Updated at 2:45 p.m. November 12, 2013
By Erich Wagner (File photo)
Police said Tuesday that following an autopsy, they have ruled Monday’s “suspicious death” in the Rosemont neighborhood to be a homicide.
Spokeswoman Ashley Hildebrandt said that the autopsy revealed that 69-year-old Ronald Kirby died as a result of multiple gunshot wounds to his torso. Although she could not go into the details of the case, she said those wounds were not “immediately apparent” to first responders.
Hildebrandt said at around 12:30 p.m. Monday, a relative found Kirby, who had been director of transportation planning for the Metropolitan Washington Council of Governments since 1987, unconscious on the first floor of his home. Medics pronounced him dead at the scene.
Police Chief Earl Cook said at a news conference Tuesday that while the investigation is still in its early stages, he said neighbors have no reason to fear for their safety.
“The investigation is now only 23, 24 hours long, so there’s obviously a lot of work left to be done,” Cook said. “But this is a quiet, stable community, a safe community. There’s no reason that neighbors or citizens be overly concerned that violence will continue in the neighborhood.”

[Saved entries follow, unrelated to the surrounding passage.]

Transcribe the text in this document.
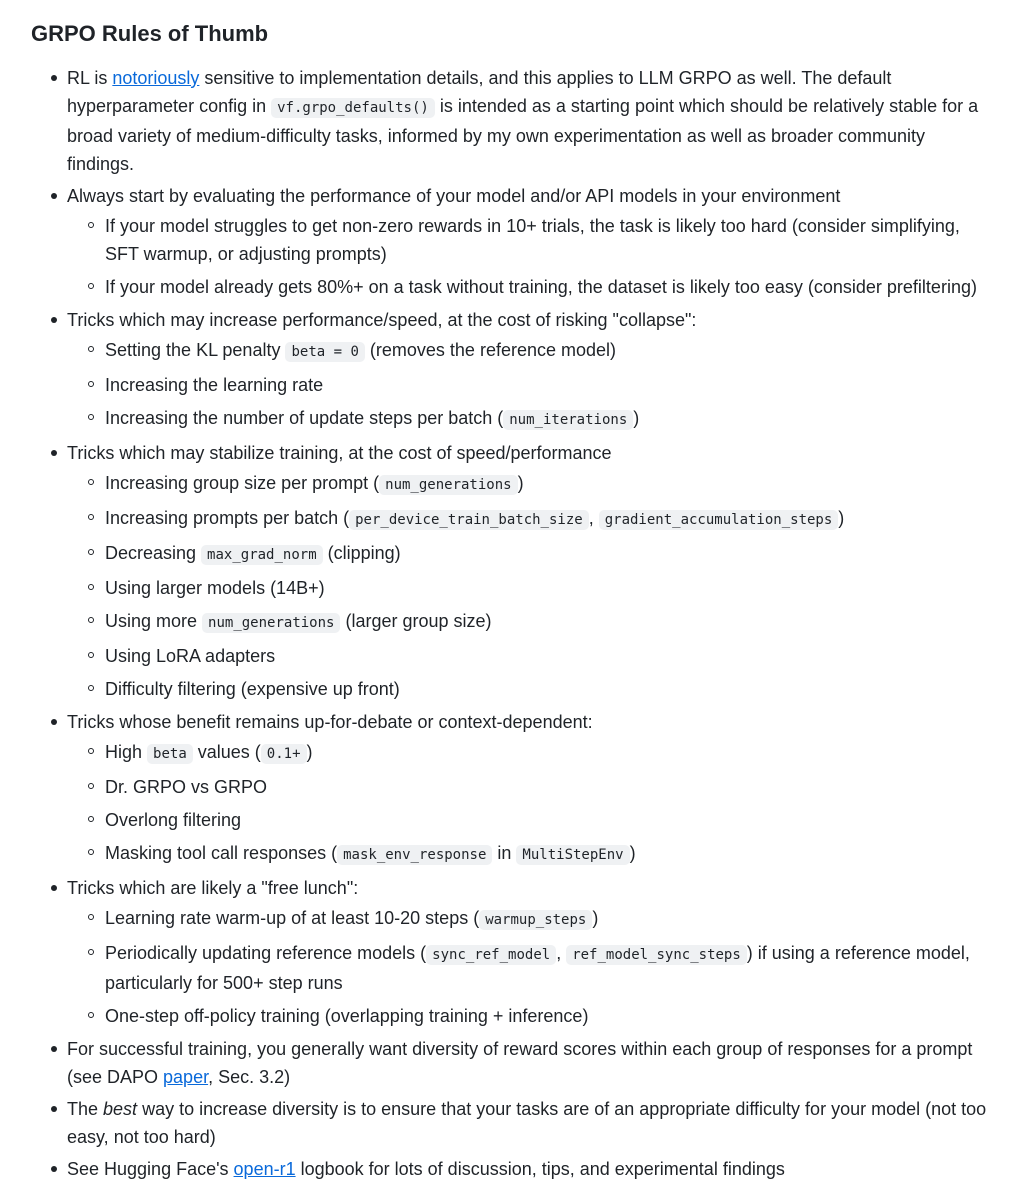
GRPO Rules of Thumb
RL is notoriously sensitive to implementation details, and this applies to LLM GRPO as well. The default hyperparameter config in vf.grpo_defaults() is intended as a starting point which should be relatively stable for a broad variety of medium-difficulty tasks, informed by my own experimentation as well as broader community findings.
Always start by evaluating the performance of your model and/or API models in your environment
If your model struggles to get non-zero rewards in 10+ trials, the task is likely too hard (consider simplifying, SFT warmup, or adjusting prompts)
If your model already gets 80%+ on a task without training, the dataset is likely too easy (consider prefiltering)
Tricks which may increase performance/speed, at the cost of risking "collapse":
Setting the KL penalty beta = 0 (removes the reference model)
Increasing the learning rate
Increasing the number of update steps per batch ( num_iterations )
Tricks which may stabilize training, at the cost of speed/performance
Increasing group size per prompt ( num_generations )
Increasing prompts per batch ( per_device_train_batch_size , gradient_accumulation_steps )
Decreasing max_grad_norm (clipping)
Using larger models (14B+)
Using more num_generations (larger group size)
Using LoRA adapters
Difficulty filtering (expensive up front)
Tricks whose benefit remains up-for-debate or context-dependent:
High beta values ( 0.1+ )
Dr. GRPO vs GRPO
Overlong filtering
Masking tool call responses ( mask_env_response in MultiStepEnv )
Tricks which are likely a "free lunch":
Learning rate warm-up of at least 10-20 steps ( warmup_steps )
Periodically updating reference models ( sync_ref_model , ref_model_sync_steps ) if using a reference model, particularly for 500+ step runs
One-step off-policy training (overlapping training + inference)
For successful training, you generally want diversity of reward scores within each group of responses for a prompt (see DAPO paper, Sec. 3.2)
The best way to increase diversity is to ensure that your tasks are of an appropriate difficulty for your model (not too easy, not too hard)
See Hugging Face's open-r1 logbook for lots of discussion, tips, and experimental findings
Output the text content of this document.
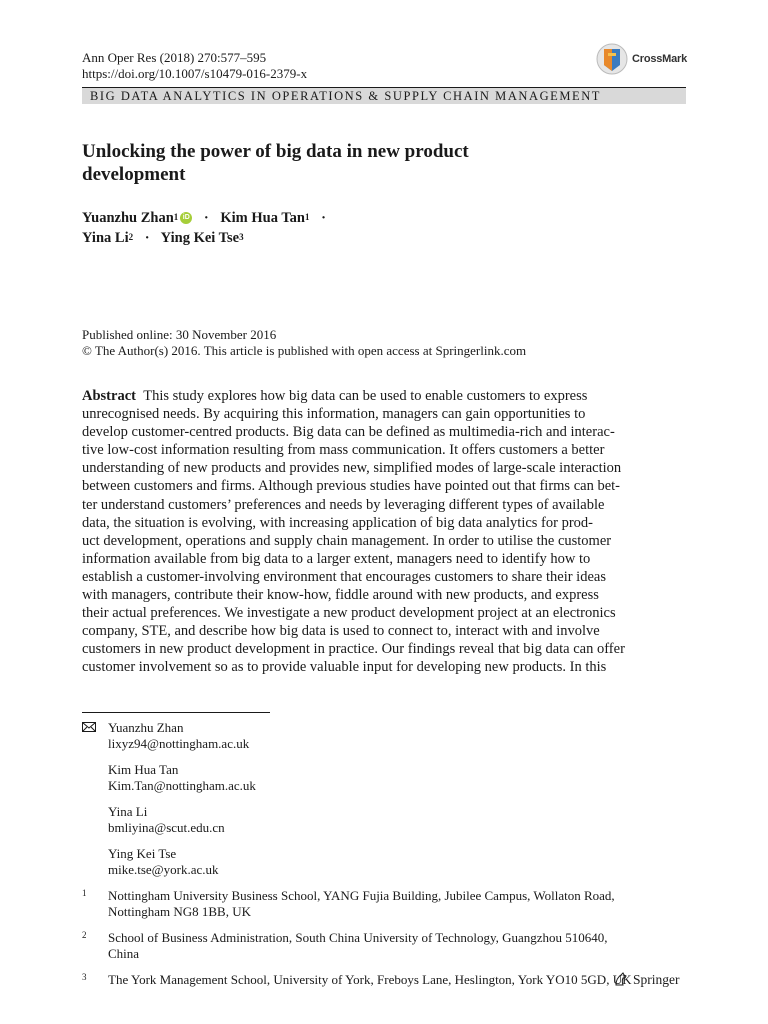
Ann Oper Res (2018) 270:577–595
https://doi.org/10.1007/s10479-016-2379-x
CrossMark
BIG DATA ANALYTICS IN OPERATIONS & SUPPLY CHAIN MANAGEMENT
Unlocking the power of big data in new product
development
Yuanzhu Zhan$^1$ iD · Kim Hua Tan$^1$ ·
Yina $Li^2$ · Ying Kei Tse$^3$
Published online: 30 November 2016
© The Author(s) 2016. This article is published with open access at Springerlink.com
Abstract This study explores how big data can be used to enable customers to express
unrecognised needs. By acquiring this information, managers can gain opportunities to
develop customer-centred products. Big data can be defined as multimedia-rich and interac-
tive low-cost information resulting from mass communication. It offers customers a better
understanding of new products and provides new, simplified modes of large-scale interaction
between customers and firms. Although previous studies have pointed out that firms can bet-
ter understand customers’ preferences and needs by leveraging different types of available
data, the situation is evolving, with increasing application of big data analytics for prod-
uct development, operations and supply chain management. In order to utilise the customer
information available from big data to a larger extent, managers need to identify how to
establish a customer-involving environment that encourages customers to share their ideas
with managers, contribute their know-how, fiddle around with new products, and express
their actual preferences. We investigate a new product development project at an electronics
company, STE, and describe how big data is used to connect to, interact with and involve
customers in new product development in practice. Our findings reveal that big data can offer
customer involvement so as to provide valuable input for developing new products. In this
Yuanzhu Zhan
lixyz94@nottingham.ac.uk
Kim Hua Tan
Kim.Tan@nottingham.ac.uk
Yina Li
bmliyina@scut.edu.cn
Ying Kei Tse
mike.tse@york.ac.uk
1 Nottingham University Business School, YANG Fujia Building, Jubilee Campus, Wollaton Road,
Nottingham NG8 1BB, UK
2 School of Business Administration, South China University of Technology, Guangzhou 510640,
China
3 The York Management School, University of York, Freboys Lane, Heslington, York YO10 5GD, UK Springer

Cook said investigators do not yet know if Kirby was specifically targeted, and said he could not elaborate on whether there were any signs of forced entry or theft from the home. But Hildebrandt said that there were no “apparent signs” of forced entry.
Cook said Kirby was last seen alive Monday morning.
COG Executive Director Chuck Bean said, in a statement, the group was devastated by Kirby’s death, calling him a leading transportation expert and key figure in the organization’s work.
“His deep knowledge and wise counsel assisted local, state and national officials in reaching consensus on the major transportation issues over the years,” Bean said. “More importantly, he was a trusted colleague and a dear friend to all of us at the council and his associates around the region. We extend our deepest sympathy to his family at this difficult time.”
City councilor Tim Lovain said he has worked on transportation issues with Kirby for many years and his death is a “terrible loss” for the region.
“The transportation planning board for [the COG] serves a critical role, but also one that has a lot of powerful members with their own self interests,” Lovain said. “With two states and the district pulling in different directions, he was the glue that held the team together for many many years. It’s just hard to imagine it without him.”
Lovain said that outside of transportation policy issues, Kirby was a nice guy and a beacon of integrity in the D.C. region.
“He was just a really nice guy, with a nice sense of humor,” Lovain said. “[He] was very well-respected by his staff, and although I think some people banged heads with him sometimes, they still respected him for his intelligence and his integrity and his determination to make the TPB an effective force for regional planning.”
Kirby’s death marks the fifth homicide in Alexandria in 2013. There were no homicides in 2012.
Police are asking anyone with information about the incident to call the Criminal Investigations Section of the Alexandria Police Department at 703-746-6711.
Police are investigating what they are calling a “suspicious death” that took place Monday in the Rosemont neighborhood.
Spokeswoman Ashley Hildebrandt said around 12:30 p.m. a relative found a 69-year-old man unconscious on the 200 block of Elm Street. The man was pronounced dead by medics at the scene.
Hildebrandt said the department is investigating the death as “suspicious,” although they will wait until an autopsy is performed — hopefully Tuesday — before ruling whether it was a homicide.
“It’s kind of suspicious in that it’s not obviously natural causes,” Hildebrandt said. “There’s something about the manner of death that makes us feel we need to investigate it further.”
Police are withholding the victim’s identity until they have notified his next of kin.